率直に言えば、BTC を Taproot スクリプトアドレスにロックし、資産は一貫してビットコインのメインネット上に留め、秘密鍵は常にユーザーが自分で保持するという設計は、過去にあった「送金して預け入れる(カストディ)」「KYC を重ねる」タイプのステーキング案と比べると、元本の安全性という観点では確かに一段上の改善です。
しかし、多くの一般投資家には「自己管理」という認識に盲点があります。ロック期間中は確かにあなたが完全なコントロール権を持ちますが、解除という場面では、コントロール権がずっとあなたの手の中にあるわけではありません。
この仕組みの核心は Covenant Committee の閾値署名(しきいちょくしん)体系です。Taproot アドレスには複数の払い戻し(償還)パスが設計されており、もし満額のステーキング期間が終了してタイムロックが完全に満了した場合は、ユーザーが自ら署名して払い戻せばよく、第三者の参加は不要です。ですが、早期解除による協調的な退出パスを使う場合は、9 名の委員会メンバーのうち少なくとも 6 人の署名が必要でなければ、対応する支出(支払い)チャネルを有効化できません。
これにより非常に典型的な「署名権の非対称性」が生まれます。ロックはあなた自身が取引を1回署名すれば完了しますが、早期解除は外部委員会の対応の迅速性に依存するのです。委員会メンバーは世界の異なるタイムゾーンに分散しており、各々の運用体制、秘密鍵管理プロセス、緊急時の対応速度も異なります。ノードのメンテナンス、祝日や連休、あるいはネットワークの混雑に遭遇すると、署名の即時性について 24時間の絶対的な保証はありません。

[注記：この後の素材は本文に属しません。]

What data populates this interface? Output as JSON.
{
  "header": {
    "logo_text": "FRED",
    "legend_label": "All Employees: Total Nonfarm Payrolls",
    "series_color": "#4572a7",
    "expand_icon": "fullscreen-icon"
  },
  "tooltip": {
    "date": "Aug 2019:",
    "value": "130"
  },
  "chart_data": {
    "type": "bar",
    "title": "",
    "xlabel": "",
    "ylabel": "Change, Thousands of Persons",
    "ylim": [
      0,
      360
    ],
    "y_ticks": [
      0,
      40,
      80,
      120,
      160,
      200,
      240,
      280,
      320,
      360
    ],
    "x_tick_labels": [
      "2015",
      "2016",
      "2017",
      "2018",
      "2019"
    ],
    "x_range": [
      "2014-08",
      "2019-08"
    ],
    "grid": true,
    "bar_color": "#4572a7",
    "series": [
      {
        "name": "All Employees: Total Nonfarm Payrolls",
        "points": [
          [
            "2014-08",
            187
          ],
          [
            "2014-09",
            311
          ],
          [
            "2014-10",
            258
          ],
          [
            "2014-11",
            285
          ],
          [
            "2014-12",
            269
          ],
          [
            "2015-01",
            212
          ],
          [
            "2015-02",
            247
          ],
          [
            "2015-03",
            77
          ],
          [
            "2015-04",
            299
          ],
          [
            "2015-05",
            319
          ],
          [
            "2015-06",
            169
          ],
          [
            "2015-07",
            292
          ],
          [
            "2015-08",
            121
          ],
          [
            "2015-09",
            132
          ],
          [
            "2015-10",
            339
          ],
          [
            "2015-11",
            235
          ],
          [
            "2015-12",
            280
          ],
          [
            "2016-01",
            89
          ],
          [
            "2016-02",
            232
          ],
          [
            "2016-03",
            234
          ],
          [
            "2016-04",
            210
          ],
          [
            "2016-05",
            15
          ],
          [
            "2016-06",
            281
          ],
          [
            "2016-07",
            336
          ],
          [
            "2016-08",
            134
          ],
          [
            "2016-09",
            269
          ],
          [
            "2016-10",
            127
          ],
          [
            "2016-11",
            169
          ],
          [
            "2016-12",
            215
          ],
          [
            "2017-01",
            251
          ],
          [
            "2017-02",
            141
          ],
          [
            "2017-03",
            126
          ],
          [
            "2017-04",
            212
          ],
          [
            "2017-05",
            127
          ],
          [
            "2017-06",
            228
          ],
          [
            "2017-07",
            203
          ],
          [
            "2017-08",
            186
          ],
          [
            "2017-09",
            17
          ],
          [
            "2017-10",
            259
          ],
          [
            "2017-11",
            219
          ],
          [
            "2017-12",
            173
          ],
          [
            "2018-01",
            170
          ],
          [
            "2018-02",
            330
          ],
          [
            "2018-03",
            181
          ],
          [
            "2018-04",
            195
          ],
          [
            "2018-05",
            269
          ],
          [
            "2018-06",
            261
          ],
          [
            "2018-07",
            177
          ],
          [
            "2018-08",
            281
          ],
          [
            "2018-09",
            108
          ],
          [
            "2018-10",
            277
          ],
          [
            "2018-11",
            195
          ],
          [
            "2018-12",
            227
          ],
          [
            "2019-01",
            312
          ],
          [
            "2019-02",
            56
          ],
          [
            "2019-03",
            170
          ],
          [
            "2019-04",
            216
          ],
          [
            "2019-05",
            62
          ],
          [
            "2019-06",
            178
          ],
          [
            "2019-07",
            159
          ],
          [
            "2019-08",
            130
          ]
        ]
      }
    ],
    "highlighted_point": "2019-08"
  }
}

保有額が大きいユーザーにとって、これは無視できない資金管理の問題です。数パーセントのステーキング年率のために、大口の BTC の流動性が人に左右されてしまい、極端な相場局面で素早くポジション調整や利確・損切りを行いたいとしても、署名の確認を待たなければなりません。この「見えにくいコスト」は、表面的な利回りよりも実はずっと大きいのです。$BANK
技術面では、Babylon が Taproot を用いてビットコインのネイティブ・ステーキングを実現するという発想は、確かに業界におけるハードコアなイノベーションです。ただし、この委員会の協調に依存する解除(アンロック)方式は、現時点では極端な相場局面や複数ラウンドのメンバー入れ替えを経た実戦検証がまだ十分ではありません。実運用における信頼性やスムーズさについては、今後も追跡して観察する必要があります。
本記事は個人的なメカニズム研究の共有であり、いかなる投資助言も構成しません。